Fiery U.S. 26 crash kills one, injures four
One person died and four others were injured in a single-vehicle accident June 21, on U.S. Highway 26, east of Madras, near milepost 11. The crash caused the vehicle to burst into flames, and also sparked an 11-acre wildfire.
According to the Jefferson County Sheriff's Office, the accident was reported at 4:57 p.m., on the highway, between Ramms Road and Laurel Lane. Undersheriff Marc Heckathorn, the first on the scene, reported that the vehicle was fully involved upon his arrival, with four passengers out of the vehicle, but the driver still inside.
Oregon State Police, which responded and investigated the accident, reported that the driver of a Chevrolet Suburban, Michael Dennis Roach, 68, of Dallas, was headed toward Madras when, for an unknown reason, he left the roadway and struck a tree, causing the vehicle to catch fire.
An eastbound motorist who came upon the crash almost immediately was able to assist an adult female passenger, Tara Rae Redfern, and three children, from 2-10 years old, out of the vehicle. Redfern was transported by AirLink to St. Charles Bend for treatment of nonlife-threatening injuries. Roach died at the scene from his injuries.
The three children were transported by Jefferson County Emergency Medical Services to St. Charles Madras for treatment.
The Jefferson County Fire Department also responded to the report of the crash, which was just outside the department's district, as mutual aid for JCEMS, according to Tom Jaca, who arrived at the scene in a rescue unit with three other personnel.
"The wildland fire was actually a result of the motor vehicle crash, the vehicle catching on fire and extending into the wildland," he said, noting that the fire ended up burning 11.4 acres of Crooked River National Grassland, between Ramms Road and Laurel Lane, on the west side of the highway.
"The vehicle left the roadway and went through a fence onto Grassland property; the car hit a tree and came to rest," said Jaca.
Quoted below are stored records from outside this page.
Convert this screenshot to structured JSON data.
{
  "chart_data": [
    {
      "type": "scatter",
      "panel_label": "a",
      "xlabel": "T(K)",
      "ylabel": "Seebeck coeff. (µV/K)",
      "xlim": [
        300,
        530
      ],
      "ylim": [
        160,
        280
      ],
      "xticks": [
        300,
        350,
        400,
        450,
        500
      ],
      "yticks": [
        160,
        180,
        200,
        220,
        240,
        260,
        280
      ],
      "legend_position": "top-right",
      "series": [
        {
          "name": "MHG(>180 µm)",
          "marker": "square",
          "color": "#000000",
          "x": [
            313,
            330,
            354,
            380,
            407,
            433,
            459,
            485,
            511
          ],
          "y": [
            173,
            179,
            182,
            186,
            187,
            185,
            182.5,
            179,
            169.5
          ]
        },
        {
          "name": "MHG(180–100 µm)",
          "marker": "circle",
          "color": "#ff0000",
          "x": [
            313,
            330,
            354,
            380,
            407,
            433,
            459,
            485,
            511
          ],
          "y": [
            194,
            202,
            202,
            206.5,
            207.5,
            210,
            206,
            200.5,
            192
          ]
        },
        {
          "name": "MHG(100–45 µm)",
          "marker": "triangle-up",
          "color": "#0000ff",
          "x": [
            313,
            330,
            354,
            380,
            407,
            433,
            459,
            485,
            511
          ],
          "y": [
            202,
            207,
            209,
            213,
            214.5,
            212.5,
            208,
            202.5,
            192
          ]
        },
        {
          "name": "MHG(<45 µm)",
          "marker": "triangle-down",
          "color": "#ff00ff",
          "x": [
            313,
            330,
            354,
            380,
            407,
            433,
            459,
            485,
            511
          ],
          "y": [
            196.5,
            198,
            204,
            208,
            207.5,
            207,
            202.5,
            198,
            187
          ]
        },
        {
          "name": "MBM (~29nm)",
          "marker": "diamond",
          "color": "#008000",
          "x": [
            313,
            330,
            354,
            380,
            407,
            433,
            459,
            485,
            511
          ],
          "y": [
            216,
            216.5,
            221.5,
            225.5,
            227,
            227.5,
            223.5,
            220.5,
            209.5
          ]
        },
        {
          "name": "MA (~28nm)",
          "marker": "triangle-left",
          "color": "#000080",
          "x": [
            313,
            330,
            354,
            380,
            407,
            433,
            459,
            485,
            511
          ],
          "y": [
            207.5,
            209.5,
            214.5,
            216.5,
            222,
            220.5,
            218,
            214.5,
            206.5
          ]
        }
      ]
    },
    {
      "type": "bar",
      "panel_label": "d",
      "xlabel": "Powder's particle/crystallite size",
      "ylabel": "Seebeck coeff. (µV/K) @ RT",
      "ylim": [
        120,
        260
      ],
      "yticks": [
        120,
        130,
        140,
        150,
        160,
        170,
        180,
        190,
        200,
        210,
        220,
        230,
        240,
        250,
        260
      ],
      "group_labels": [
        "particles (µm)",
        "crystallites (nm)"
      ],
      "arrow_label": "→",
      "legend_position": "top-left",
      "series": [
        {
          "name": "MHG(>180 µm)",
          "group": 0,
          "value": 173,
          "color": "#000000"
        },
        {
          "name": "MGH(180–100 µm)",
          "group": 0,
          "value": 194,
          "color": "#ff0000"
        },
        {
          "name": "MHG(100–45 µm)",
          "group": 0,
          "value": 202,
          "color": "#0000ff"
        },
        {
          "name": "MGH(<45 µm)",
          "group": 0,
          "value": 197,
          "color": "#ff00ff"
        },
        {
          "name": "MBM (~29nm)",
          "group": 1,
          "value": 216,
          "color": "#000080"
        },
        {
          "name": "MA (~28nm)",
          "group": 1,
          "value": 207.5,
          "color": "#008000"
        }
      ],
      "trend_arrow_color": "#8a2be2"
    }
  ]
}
Two of the fire department's wildland engines and a water tender, with a total of nine personnel responded to the fire as mutual aid on the National Grassland. "It did not spread as fast as we were expecting; the crews got on it and got it stopped," said Jaca. "The forward progress had been mostly stopped by the time the government engines got there."
Central Oregon Interagency Dispatch sent out two Bureau of Land Management engines, with 10 personnel, who mopped up the fire that evening and the next day. Firefighters were on the fire until 9:12 p.m.
In addition to assistance from JCSO, JCFD, Central Oregon Interagency Dispatch and JCEMS, Oregon State Police was assisted by the Oregon Department of Transportation and the Jefferson County medical examiner.